Are End-to-End Systems Really Necessary for NER on Handwritten Document Images?

Oliver Tueselmann, Fabian Wolf and Gernot A. Fink
Proc. Int. Conf. on Document Analysis and Recognition, pages 808-822, 2021.

Lausanne, Switzerland



Named entities (NEs) are fundamental in the extraction of information from text. The recognition and classification of these entities into predefined categories is called Named Entity Recognition (NER) and plays a major role in Natural Language Processing. However, only a few works consider this task with respect to the document image domain. The approaches are either based on a two-stage or end-to-end architecture. A two-stage approach transforms the document image into a textual representation and determines the NEs using a textual NER. The end-to-end approach, on the other hand, avoids the explicit recognition step at text level and determines the NEs directly on image level.

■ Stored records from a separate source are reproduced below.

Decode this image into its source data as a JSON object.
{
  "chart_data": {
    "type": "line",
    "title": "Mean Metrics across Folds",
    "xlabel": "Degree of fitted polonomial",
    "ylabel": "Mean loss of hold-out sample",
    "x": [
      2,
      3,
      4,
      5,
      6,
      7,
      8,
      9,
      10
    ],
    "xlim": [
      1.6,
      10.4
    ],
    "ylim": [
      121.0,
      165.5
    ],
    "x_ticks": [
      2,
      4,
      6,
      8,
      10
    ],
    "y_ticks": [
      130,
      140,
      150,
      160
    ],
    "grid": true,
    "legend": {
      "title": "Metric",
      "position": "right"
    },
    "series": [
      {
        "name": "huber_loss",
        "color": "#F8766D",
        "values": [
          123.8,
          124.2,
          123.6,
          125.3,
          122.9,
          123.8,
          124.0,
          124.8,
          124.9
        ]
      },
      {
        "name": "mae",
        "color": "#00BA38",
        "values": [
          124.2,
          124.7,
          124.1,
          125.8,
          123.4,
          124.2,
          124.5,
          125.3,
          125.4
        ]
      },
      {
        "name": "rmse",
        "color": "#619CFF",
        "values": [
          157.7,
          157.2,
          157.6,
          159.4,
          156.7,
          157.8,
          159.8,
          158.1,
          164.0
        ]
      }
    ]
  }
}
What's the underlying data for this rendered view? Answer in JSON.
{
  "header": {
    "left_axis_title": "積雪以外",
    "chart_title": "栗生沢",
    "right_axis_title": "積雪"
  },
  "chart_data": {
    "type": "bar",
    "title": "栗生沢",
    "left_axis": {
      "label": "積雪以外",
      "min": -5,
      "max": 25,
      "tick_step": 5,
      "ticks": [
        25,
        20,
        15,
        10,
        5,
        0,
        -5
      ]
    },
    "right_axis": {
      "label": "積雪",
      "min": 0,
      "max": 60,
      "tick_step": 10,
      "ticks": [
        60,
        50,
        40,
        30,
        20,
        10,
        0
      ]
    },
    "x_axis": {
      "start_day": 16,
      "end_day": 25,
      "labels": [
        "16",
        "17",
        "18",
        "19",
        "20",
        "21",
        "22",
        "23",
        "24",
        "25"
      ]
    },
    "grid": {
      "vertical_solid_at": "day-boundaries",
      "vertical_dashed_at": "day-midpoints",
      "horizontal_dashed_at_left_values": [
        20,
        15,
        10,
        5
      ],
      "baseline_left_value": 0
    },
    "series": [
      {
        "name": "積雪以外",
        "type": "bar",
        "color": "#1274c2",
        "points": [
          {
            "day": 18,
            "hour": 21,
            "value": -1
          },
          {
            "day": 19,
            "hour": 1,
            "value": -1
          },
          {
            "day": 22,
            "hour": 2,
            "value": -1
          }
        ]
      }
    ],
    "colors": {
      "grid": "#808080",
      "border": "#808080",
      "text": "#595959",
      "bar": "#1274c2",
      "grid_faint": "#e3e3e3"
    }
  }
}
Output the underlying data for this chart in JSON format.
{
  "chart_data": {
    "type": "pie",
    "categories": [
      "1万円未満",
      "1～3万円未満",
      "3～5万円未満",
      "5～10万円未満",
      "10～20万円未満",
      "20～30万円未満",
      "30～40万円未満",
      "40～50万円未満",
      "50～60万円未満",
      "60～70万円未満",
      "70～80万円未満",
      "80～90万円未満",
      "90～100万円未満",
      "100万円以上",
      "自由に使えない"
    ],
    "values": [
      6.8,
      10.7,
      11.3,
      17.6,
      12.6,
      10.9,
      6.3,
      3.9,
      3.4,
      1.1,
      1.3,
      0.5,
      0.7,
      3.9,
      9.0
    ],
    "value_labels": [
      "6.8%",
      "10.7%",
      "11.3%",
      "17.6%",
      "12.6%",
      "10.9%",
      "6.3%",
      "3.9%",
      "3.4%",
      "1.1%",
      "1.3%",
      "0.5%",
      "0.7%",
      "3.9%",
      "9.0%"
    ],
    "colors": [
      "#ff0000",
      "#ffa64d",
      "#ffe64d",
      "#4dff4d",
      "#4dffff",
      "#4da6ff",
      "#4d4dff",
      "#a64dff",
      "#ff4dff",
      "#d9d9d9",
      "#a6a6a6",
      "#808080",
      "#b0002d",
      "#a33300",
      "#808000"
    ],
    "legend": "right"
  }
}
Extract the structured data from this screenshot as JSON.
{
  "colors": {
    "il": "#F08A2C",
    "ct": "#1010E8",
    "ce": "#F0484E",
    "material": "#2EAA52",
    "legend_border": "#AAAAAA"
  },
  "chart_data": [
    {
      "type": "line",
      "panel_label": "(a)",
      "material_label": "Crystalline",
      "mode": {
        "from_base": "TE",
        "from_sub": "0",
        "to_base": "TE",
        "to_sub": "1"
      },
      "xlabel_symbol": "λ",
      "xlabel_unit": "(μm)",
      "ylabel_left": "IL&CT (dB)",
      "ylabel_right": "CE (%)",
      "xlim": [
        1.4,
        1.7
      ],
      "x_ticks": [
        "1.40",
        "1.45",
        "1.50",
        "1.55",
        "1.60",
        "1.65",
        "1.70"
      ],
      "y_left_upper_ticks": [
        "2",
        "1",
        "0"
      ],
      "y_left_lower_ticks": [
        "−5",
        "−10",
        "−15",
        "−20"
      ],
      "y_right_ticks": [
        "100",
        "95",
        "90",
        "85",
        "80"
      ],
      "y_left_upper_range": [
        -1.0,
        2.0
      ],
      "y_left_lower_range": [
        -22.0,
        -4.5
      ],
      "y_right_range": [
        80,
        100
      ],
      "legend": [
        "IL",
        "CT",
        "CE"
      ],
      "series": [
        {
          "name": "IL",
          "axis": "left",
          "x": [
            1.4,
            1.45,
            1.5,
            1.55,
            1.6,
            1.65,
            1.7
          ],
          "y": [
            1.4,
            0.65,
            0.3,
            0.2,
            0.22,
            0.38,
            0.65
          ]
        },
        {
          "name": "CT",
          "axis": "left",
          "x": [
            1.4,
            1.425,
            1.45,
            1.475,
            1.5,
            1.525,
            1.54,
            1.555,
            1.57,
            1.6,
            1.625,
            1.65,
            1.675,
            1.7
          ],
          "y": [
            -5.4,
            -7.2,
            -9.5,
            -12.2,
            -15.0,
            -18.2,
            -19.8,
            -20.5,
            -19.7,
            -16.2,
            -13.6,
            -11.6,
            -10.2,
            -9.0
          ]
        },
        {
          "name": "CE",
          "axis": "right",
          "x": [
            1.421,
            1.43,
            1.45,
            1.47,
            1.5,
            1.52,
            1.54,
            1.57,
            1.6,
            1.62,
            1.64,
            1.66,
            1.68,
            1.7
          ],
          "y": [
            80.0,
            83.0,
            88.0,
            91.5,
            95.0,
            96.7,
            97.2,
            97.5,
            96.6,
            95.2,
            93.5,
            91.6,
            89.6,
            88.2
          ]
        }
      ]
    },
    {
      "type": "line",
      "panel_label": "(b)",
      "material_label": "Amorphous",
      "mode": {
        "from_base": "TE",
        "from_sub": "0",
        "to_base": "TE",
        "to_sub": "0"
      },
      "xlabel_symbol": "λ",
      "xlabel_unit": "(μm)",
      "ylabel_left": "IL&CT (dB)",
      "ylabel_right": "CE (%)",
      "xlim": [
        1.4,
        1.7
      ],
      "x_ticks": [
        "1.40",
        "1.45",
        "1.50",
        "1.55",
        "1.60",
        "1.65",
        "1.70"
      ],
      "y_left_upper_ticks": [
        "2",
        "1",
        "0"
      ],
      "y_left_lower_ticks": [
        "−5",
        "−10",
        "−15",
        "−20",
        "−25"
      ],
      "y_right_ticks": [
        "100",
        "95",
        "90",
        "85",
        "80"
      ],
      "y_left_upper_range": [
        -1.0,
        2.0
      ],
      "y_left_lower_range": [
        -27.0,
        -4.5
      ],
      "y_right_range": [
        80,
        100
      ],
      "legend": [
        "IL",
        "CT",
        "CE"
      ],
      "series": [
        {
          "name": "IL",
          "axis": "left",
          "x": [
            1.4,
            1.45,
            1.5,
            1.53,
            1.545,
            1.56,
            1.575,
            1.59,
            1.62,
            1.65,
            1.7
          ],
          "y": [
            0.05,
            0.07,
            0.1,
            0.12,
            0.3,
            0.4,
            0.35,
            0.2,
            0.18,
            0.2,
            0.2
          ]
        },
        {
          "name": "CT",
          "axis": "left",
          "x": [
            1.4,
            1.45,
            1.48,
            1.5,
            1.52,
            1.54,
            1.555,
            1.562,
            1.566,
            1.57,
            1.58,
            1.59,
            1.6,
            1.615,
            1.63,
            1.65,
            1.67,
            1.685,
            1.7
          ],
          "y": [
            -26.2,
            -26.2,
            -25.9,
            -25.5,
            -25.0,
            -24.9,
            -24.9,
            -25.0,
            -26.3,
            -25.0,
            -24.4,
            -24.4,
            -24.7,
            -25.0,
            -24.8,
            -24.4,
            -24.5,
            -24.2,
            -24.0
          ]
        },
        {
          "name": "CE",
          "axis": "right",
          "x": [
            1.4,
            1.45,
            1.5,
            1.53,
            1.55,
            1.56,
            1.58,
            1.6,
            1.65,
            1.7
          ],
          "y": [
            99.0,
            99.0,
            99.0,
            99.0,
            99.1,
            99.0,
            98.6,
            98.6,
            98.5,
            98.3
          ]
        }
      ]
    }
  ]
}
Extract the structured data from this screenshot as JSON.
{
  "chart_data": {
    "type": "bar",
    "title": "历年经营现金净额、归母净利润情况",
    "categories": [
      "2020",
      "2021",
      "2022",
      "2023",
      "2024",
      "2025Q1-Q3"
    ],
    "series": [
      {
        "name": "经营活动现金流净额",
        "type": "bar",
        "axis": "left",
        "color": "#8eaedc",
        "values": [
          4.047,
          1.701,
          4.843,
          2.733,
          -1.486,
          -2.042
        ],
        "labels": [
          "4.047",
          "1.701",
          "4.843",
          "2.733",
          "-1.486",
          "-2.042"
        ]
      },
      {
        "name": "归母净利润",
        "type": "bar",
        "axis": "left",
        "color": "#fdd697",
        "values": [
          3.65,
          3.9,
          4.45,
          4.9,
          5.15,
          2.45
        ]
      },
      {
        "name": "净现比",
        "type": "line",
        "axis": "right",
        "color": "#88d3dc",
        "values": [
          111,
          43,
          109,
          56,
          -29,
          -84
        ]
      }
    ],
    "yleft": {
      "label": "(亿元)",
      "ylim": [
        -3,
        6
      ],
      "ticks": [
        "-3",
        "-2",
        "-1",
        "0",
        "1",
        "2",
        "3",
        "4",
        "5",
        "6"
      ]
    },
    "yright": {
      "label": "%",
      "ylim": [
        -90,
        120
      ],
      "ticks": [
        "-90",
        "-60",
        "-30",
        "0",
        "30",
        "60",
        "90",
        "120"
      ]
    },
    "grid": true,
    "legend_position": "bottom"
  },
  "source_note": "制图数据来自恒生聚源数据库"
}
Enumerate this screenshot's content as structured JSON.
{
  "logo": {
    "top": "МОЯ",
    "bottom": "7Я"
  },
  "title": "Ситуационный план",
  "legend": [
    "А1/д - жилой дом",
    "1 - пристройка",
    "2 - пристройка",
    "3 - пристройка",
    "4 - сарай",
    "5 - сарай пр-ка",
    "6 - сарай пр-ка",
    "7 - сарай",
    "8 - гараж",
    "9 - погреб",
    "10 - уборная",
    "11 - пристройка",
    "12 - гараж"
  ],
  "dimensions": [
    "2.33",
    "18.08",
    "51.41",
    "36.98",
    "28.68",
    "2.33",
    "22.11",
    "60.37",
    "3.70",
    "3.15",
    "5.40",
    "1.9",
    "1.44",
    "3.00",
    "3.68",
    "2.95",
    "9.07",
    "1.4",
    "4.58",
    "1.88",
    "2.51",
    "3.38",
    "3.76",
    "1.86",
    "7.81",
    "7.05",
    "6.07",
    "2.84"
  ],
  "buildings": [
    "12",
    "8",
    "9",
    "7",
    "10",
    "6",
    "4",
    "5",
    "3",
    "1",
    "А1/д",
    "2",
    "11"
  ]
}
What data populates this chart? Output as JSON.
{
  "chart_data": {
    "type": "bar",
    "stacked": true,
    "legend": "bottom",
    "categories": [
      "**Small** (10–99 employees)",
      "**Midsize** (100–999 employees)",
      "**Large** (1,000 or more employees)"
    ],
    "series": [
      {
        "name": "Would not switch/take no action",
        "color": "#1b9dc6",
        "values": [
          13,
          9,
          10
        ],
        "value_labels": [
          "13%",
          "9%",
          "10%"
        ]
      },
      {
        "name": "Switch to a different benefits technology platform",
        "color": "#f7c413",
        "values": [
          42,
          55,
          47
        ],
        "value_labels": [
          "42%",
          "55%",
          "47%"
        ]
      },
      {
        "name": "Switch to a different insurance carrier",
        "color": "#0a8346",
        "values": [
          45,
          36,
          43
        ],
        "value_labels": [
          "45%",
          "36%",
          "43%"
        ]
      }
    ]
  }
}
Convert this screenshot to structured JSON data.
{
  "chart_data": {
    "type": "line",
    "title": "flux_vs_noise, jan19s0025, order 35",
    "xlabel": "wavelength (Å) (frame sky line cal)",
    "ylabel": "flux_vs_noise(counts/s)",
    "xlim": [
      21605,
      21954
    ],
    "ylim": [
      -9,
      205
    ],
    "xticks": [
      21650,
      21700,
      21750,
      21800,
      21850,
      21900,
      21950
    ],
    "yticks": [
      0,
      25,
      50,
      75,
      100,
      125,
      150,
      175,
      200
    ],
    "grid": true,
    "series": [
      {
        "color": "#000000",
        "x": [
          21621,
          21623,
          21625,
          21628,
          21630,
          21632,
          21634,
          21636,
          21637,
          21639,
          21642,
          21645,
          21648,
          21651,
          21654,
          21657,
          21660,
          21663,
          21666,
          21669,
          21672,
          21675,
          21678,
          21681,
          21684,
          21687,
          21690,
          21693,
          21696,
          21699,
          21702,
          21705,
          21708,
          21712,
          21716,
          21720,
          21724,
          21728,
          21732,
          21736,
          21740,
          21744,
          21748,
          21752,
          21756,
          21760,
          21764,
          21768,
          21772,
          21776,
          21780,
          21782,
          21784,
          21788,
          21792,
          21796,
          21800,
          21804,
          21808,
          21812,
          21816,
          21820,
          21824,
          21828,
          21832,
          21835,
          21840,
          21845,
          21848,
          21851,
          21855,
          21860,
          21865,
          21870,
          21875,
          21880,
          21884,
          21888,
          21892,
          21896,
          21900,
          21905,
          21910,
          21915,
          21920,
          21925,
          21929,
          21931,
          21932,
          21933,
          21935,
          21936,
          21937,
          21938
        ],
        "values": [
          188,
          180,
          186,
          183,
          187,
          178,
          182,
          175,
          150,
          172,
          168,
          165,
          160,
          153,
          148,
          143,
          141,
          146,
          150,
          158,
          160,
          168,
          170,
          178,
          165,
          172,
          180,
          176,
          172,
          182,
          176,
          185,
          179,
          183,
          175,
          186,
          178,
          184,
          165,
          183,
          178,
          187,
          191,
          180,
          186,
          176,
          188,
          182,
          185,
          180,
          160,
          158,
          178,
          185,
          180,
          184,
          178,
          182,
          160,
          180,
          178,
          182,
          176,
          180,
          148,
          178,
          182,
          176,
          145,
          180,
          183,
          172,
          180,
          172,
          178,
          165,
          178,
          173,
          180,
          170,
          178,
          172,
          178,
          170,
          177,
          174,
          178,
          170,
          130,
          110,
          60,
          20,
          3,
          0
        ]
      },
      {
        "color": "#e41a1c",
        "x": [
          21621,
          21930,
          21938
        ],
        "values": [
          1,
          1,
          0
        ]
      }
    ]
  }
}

Current approaches that try to tackle the task of NER on segmented word images use end-to-end architectures. This is motivated by the assumption that handwriting recognition is too erroneous to allow for an effective application of textual NLP methods. In this work, we present a two-stage approach and compare it against state-of-the-art end-to-end approaches. Due to the lack of datasets and evaluation protocols, such a comparison is currently difficult. Therefore, we manually tagged the known IAM and George Washington datasets with NE labels and publish them along with optimized splits and an evaluation protocol. Our experiments show, contrary to the common belief, that a two-stage model can achieve higher scores on all tested datasets.